The People’s Bank of China is moving to prop up the property market (Getty Images)
China’s central bank on Wednesday trimmed the interest rate on loans from an individual’s housing provident fund to the lowest level in about 30 years in a fresh bid to stabilize the real estate market as the country’s leadership launched a broader package of economic stimulus measures.
Speaking at a press conference last week People’s Bank of China governor Pan Gongsheng announced that the government would cut the borrowing rate for loans from the individual housing provident fund, a compulsory savings plan for employers and employees which can only be used for housing expenditures, by 0.25 percentage point, Pan Gongsheng, governor of the People’s Bank of China, said at a press conference.
The rate for first-home loans with maturities of over five years has been lowered to 2.6 percent from 2.85 percent, and the rate for loans of other terms has also been adjusted. The new rules, which went into effect on Thursday, mark the lowest such borrowing rates in nearly 30 years, according to public data.
“This [policy adjustment] is expected to save residents over RMB 20 billion ($2.77 billion) on interest expenses of the housing provident fund loans annually, which is conducive to supporting the rigid housing demand of families and help stabilize the real estate market and cease its decline,” Pan said.
Rate Cuts to Boost Demand
The PBOC rolled out the mortgage rate cut amid a barrage of policy steps announced Wednesday including cutting the seven-day reverse repo rate by 0.1 percentage point to 1.4 percent, which bought the benchmark loan prime rate (LPR) down by the same extent. That change also went into effect on Thursday.

PBOC governor Pan Gongsheng
“We view the lowering of housing provident fund loan rates as positive for lifting the home demand, as the loan usually accounts for a material portion of total homebuying proceeds for households. Besides, we think the upcoming 10 basis-point cut in 5-year loan prime rate should also reduce overall borrowing costs for homebuyers,” said Morningstar equity analyst Jeff Zhang.
The lower rates are expected to translate into more attractive deals for homebuyers.
“Corresponding to the LPR rate cut, the commercial housing loan interest rates for both first and second homes will decrease by 0.1 percentage point, which will help homebuyers save on interest expenses and ease their repayment burdens,” said Yang Kewei, deputy general manager of Chinese real estate research firm CRIC.
Buyers have responded, with Greentown China Holdings selling out all 120 homes in a luxury development in Shanghai’s Xuhui district over the weekend at an average price of around RMB 195,000 per square metre.
“We think the latest cuts to key lending rates are part of an easing cycle that will stretch well into 2026,” said S&P Global Ratings credit analyst Ming Tan, who forecasts 50 basis points of interest rate cuts this year and a further 30 basis points in 2026.
Unleashing Liquidity
In addition to the mortgage rate move, the PBOC lowered bank reserve requirement ratios (RRR) by 0.5 percentage point, with effect from 15 May, which is projected to inject around RMB 1 trillion of long-term liquidity into the financial system.
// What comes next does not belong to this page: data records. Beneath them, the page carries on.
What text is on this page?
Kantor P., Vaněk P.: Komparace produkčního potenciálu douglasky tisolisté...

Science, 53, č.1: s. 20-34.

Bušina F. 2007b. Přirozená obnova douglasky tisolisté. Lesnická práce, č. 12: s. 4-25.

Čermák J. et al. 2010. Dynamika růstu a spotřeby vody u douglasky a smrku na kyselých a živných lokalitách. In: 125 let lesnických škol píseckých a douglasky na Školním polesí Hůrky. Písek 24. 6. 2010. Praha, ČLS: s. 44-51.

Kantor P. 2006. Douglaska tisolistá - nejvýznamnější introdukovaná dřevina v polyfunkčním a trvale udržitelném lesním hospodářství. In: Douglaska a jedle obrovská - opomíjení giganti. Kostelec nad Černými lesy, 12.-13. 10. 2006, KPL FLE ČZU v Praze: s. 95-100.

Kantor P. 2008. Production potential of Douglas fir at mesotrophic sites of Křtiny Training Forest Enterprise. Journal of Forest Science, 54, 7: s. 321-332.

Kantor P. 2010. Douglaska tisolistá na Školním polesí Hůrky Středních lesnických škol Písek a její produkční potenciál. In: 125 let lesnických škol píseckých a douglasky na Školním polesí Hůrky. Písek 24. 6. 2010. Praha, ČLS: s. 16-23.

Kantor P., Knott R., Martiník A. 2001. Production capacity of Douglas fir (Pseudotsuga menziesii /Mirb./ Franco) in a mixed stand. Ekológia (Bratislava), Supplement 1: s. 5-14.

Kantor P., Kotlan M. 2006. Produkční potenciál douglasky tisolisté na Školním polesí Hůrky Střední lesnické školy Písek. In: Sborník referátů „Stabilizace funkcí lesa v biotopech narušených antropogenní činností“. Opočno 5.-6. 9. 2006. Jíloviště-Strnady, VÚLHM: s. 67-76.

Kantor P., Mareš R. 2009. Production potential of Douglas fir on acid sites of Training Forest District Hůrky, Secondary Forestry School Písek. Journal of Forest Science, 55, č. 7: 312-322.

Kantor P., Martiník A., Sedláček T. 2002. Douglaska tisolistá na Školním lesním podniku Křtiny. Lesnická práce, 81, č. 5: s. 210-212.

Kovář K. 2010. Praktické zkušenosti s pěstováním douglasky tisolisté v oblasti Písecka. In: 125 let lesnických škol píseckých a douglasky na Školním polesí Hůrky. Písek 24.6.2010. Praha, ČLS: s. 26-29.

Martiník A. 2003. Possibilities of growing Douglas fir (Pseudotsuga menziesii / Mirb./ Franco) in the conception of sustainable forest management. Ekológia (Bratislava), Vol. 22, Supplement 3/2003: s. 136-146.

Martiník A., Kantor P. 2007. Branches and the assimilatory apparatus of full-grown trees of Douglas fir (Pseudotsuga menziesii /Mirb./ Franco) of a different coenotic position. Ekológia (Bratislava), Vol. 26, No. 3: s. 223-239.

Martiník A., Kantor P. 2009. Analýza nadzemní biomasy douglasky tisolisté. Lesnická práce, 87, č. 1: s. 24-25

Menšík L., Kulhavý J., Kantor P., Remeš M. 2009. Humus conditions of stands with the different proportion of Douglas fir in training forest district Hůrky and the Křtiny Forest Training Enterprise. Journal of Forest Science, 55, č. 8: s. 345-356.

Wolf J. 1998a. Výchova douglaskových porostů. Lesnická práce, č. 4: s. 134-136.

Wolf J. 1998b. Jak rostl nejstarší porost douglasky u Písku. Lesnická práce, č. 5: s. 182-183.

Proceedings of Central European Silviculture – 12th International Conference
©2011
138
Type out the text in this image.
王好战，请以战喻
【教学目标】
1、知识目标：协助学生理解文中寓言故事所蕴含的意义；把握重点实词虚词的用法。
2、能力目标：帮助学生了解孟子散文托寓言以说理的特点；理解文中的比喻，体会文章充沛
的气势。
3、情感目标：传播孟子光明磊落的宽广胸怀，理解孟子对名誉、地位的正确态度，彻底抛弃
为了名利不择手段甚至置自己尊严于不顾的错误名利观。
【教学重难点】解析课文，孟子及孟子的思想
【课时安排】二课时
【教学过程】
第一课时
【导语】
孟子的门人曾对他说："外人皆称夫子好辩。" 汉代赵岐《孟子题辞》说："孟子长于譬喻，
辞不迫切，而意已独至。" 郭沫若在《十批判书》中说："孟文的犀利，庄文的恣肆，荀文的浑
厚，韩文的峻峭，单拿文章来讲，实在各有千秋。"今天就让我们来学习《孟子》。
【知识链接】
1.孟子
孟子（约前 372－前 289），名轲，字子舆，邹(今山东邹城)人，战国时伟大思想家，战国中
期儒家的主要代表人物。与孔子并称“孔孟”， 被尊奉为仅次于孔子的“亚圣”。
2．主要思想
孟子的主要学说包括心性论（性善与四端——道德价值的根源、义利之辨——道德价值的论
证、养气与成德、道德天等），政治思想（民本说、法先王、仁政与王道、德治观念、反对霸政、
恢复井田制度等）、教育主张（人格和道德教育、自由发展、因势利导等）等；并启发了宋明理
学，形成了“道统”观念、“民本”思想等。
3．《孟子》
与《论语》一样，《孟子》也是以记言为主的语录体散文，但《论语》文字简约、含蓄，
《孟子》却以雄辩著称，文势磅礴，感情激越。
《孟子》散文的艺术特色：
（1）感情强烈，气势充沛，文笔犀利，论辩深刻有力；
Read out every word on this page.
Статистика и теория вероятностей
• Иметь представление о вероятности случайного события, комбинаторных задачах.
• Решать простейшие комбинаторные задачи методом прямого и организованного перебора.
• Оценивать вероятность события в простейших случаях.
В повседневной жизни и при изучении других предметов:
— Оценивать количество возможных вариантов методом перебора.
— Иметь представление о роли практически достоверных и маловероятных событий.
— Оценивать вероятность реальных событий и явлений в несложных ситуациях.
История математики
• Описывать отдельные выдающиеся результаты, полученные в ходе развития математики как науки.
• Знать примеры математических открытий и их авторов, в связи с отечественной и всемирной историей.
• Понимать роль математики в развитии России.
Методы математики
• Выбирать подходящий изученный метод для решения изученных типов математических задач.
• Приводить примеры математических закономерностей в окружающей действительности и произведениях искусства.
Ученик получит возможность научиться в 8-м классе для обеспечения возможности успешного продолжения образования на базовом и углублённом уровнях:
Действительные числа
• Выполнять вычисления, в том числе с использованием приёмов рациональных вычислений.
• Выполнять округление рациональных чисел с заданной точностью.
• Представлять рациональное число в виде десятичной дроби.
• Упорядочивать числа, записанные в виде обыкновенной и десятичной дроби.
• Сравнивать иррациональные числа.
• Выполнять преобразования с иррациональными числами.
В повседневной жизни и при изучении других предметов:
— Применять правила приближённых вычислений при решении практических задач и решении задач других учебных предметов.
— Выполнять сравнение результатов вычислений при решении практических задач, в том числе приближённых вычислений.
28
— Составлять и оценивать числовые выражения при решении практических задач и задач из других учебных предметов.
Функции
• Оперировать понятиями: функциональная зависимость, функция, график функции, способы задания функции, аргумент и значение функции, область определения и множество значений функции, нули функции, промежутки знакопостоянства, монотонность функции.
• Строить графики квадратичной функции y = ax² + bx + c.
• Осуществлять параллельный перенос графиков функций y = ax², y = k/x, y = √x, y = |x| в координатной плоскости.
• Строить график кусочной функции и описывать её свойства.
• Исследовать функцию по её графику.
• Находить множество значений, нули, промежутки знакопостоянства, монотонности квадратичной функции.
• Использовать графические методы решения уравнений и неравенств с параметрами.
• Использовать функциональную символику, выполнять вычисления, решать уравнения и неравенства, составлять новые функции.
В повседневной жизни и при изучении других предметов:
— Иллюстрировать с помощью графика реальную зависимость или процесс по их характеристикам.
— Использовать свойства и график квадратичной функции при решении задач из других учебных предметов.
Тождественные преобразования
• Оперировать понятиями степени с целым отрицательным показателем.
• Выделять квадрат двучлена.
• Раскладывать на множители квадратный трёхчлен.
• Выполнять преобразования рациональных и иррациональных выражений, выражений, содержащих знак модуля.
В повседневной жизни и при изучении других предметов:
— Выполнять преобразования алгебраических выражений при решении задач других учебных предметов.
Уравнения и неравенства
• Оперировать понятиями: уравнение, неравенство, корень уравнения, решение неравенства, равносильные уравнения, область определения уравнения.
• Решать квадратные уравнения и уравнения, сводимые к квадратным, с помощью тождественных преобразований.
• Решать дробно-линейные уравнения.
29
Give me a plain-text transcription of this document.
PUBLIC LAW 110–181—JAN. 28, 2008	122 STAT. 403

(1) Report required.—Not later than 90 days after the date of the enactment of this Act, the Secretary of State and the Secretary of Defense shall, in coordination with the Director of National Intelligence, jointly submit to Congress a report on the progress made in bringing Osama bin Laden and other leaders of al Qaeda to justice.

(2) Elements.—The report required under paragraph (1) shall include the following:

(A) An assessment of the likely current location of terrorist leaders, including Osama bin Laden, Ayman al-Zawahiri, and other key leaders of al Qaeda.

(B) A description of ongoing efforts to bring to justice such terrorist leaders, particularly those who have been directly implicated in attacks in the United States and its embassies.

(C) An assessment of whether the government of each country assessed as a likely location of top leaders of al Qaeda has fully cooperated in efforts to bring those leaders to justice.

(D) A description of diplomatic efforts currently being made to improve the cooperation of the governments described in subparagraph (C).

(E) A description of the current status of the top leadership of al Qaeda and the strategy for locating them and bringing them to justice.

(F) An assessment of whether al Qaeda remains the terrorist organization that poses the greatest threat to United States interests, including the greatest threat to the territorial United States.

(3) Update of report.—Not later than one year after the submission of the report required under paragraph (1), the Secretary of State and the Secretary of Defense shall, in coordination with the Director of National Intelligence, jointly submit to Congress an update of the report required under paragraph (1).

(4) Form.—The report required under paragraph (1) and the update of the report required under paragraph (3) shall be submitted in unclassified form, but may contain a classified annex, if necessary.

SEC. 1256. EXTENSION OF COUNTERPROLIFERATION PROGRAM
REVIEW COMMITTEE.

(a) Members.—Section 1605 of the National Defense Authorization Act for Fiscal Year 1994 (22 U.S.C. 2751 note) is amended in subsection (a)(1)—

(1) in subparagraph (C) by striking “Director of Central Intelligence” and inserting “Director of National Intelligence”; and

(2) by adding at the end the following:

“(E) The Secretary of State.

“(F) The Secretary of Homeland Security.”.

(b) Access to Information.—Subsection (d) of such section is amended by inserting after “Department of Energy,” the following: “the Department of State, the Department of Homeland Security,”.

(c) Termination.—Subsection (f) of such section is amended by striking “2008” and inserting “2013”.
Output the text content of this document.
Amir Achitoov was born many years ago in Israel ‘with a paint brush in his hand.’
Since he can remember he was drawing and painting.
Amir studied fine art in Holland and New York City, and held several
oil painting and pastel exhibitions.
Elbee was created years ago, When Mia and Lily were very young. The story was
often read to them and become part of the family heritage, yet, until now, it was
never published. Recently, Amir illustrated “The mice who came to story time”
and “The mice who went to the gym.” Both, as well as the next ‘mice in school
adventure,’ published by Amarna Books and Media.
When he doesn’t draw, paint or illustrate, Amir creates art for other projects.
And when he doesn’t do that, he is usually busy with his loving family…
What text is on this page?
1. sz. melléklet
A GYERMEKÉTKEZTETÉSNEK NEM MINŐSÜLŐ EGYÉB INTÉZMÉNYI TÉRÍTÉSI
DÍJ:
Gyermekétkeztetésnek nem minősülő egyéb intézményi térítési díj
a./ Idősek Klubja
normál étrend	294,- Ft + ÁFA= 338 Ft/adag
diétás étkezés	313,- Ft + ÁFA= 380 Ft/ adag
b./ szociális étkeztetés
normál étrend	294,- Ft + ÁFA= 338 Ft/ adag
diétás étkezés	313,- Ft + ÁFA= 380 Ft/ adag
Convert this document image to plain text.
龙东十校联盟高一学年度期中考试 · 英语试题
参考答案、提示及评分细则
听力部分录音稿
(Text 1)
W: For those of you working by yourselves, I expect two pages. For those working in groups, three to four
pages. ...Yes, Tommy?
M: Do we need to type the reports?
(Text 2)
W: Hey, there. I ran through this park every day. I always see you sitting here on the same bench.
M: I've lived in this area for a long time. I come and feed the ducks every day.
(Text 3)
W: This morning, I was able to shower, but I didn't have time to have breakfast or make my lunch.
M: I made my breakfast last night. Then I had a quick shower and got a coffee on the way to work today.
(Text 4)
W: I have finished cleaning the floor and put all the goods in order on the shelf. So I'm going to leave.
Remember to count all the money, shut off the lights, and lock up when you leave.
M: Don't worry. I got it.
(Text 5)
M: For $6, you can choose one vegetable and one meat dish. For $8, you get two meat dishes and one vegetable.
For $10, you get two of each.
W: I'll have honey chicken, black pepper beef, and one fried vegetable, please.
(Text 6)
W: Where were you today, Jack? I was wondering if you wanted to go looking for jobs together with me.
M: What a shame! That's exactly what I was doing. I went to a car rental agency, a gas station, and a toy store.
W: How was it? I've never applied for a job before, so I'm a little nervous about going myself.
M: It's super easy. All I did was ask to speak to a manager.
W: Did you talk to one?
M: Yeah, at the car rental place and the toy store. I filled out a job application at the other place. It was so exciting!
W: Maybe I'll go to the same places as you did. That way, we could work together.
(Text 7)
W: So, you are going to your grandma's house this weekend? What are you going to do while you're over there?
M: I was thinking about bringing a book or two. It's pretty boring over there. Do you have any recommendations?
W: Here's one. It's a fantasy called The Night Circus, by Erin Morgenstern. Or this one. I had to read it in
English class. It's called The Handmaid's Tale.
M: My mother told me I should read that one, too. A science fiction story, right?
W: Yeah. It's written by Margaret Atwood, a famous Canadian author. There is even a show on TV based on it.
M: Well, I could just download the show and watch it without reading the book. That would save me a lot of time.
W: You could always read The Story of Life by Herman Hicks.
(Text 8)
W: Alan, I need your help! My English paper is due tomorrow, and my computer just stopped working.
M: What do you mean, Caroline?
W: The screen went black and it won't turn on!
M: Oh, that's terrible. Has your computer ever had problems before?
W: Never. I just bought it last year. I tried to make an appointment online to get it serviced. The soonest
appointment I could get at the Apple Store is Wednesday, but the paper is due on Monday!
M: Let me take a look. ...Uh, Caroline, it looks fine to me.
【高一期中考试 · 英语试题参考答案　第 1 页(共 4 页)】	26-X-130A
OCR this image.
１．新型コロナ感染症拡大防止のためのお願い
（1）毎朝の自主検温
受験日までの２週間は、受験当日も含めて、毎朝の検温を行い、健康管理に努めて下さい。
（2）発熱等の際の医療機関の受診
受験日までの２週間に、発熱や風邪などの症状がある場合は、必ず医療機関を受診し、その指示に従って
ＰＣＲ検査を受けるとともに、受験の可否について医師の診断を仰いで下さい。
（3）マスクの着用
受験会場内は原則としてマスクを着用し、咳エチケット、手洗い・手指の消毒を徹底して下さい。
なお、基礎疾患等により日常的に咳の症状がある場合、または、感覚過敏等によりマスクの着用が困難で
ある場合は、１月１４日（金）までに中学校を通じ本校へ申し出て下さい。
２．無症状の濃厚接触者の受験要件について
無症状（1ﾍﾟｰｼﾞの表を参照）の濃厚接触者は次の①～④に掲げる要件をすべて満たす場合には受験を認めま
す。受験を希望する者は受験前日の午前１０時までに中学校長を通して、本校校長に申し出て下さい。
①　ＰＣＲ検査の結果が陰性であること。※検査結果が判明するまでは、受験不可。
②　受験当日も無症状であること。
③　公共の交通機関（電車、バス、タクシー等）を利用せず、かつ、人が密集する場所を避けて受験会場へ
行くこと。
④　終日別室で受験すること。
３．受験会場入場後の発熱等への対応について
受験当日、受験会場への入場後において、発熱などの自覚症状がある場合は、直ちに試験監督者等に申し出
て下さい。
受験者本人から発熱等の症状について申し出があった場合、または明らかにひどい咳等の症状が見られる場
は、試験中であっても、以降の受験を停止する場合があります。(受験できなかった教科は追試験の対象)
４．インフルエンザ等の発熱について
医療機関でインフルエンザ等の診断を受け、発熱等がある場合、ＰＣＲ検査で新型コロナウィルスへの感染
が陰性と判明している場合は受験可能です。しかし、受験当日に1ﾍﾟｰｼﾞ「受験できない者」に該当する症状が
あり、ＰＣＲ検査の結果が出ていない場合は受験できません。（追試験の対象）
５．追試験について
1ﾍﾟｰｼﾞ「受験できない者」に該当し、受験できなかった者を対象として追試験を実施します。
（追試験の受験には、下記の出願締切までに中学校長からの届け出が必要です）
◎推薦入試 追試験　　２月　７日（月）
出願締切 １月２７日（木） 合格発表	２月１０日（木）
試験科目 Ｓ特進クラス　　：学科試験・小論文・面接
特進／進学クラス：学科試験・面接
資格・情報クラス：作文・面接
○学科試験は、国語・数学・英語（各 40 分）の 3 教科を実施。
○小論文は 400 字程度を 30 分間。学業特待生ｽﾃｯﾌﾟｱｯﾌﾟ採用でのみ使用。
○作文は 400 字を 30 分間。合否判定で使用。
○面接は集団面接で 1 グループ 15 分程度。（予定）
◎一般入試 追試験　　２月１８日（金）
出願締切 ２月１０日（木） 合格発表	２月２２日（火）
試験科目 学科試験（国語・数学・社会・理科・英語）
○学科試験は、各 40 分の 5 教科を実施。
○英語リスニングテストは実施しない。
“The average level of RRR will come down to 6.2 percent, from 6.6 percent. This will help reduce the costs of debt for banks and significantly enhance their lending capacity to homebuyers and developers,” said Yang.
In a bid to help eligible developers struggling to deliver pre-sold homes on time to gain access to loans, China introduced a financing “white list” scheme for real estate projects earlier last year.
Some RMB 6.7 trillion of loans under the scheme have been granted to developers to support the construction and delivery of more than 16 million homes, Li Yunze, director of the National Administration of Financial Regulation, said at the Wednesday press conference.
“As a next step, we will speed up the formation of financing mechanisms that better align with the evolving property development model, including refining the rules for loans tied to property development, personal housing and urban renewal projects”, said Li.
Easing Ahead of Trade Talks
The market support measures were announced as Beijing prepared to enter trade talks with the Trump administration in the wake of the US President’s tariffs of up to 145 percent on Chinese goods.
“Policymakers are likely now privy to some of the early data on how the economy is being impacted by the tariff shock,” said Lynn Song, chief economist for Greater China at European Bank ING. Song flagged that, despite the policy easing measures, “it will be challenging to restore consumer confidence, which is closer to historic lows than historic averages”.
Citing deflationary pressures and moderating growth, Song expects another 20 basis points of interest rate cuts and an additional 50-basis-point reduction in the RRR this year, while noting “the next move may not come until after the Fed resumes rate cuts.”
After a prolonged slump, China’s property market is showing signs of stabilization with prices for new homes falling at a slower pace in March, declining by 0.08 percent month on month compared with a 0.14 percent slide in February, according to government statistics released last month.
Property sales continued to fall in April, however, with the sales of China’s 100 largest developers declining 16.9 percent from a year earlier, widening from a 10.6 percent year-on-year drop in March, according to data from research firm China Index Academy.